In 1893, Alfred Werner proposed a system for the structure of inorganic chemical compounds that explained why some species composed of the same constituents exhibited different chemical properties such as colour and conductivity.
His ideas were met with a great deal of scepticism as the prevailing model at the time was one proposed by Sophus Mads Jorgensen in which inorganic compounds were envisioned to form catenated structures similar to those proposed for organic chemistry. To put that in simpler terms, Jorgensen’s theory had atoms forming chains; Werner’s didn’t.
The two gentlemen went at it in the literature for several years with Jorgensen being the senior statesman holding onto the past and Werner being the young buck trying to drag the discipline into the future.
In the end, Werner won out. His evidence and results were undeniable. Indeed, in a story that is likely apocryphal, Werner presented his results at a conference with Jorgensen present. At the end of Werner’s presentation, Jorgensen is supposed to have stood and said “Dr. Werner, you have convinced me. I was wrong. I shall use your system of nomenclature from now on” (or something like that). And he did. He became Werner’s biggest supporter.
This is not one of the more well-known controversies in the early days of chemistry. Indeed, if I wasn’t trained in inorganic chemistry, I likely would never have heard of it. But the results of Werner’s work led to the development of an area called “coordination chemistry,” which has been much of my life’s work. You may hear more about coordination chemistry in the future as “metal organic frameworks” start to make their way out of the laboratory and into modern technology.
I mention this story not for its scientific interest but because it is one of the rare examples of a dramatic and complete paradigm shift within science which can be traced to a singular moment in time. Prior to that fateful conference, the majority of chemists believed in Jorgensen’s approach and nomenclature, often ridiculing Werner’s theories. After the conference, it was Werner who was triumphant and Jorgensen’s work became an interesting historical sidenote.
Paradigm shifts in science happen all the time. It is part of the nature of what scientists do. We almost expect that our best work will one day be swallowed by some future theory or change in our understanding. We are very used to finding out our research has come to naught. And our experiments haven’t worked.
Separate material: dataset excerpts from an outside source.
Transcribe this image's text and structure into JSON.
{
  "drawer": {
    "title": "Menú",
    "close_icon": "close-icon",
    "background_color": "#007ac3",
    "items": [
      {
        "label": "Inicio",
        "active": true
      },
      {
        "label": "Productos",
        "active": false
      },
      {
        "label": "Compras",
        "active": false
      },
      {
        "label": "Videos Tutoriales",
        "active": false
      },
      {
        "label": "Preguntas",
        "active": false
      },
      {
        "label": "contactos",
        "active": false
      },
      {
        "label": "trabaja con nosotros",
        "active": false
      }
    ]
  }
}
It isn’t easy to accept you have been wrong. Indeed, there have been some ugly incidences in the history of science where shifting the current understanding of knowledge has taken a tremendous toll both academically and personally.
There are also some more famous stories. Albert Einstein is probably the most famous physicist of all time and his work on relativity unlocked our understanding of time and space. He explained the cosmos on the grandest of scales but when it came to looking inside the atom where quantum mechanics reigns, he could not countenance what the theories had to say.
Quantum mechanics depends on probabilities and shifts the world from a deterministic one to a much more random structure. Einstein’s famous retort to the whole idea is captured in his utterance: “The old one does not play dice with the universe.” And yet, that is the way the universe functions.
Einstein is reported to have come to terms with quantum mechanics eventually but right up to the end of his days he was reportedly trying to reconcile the world of the very tiny with the very large universe.
Why mention all of this? Because paradigm shifts happen. And I would respectfully suggest we are going through one.
Over the past year, there has been a major shift in societal understanding around the world on the effects of race and racial inequality. Race is a constructed concept as we are all human beings. But it was a concept used in the “age of exploration” to distinguish between people and place them into groups with no legitimate basis other than to make some people superior to others.
This spawned thousands of years of racial inequality. When the world’s population was a fraction of today’s and we all lived in separate parts of the world far from each other, we could pretend people from elsewhere were somehow different.
But in today’s crowded world, where anyone can get almost anywhere in a matter of days, the notion that we are not all one race has seen its day. We need a paradigm shift in our understanding of ourselves and our racial history. Some of the truths are going to be uncomfortable but they are true nonetheless.
It is time to face up to the truths of the past and shift the paradigm.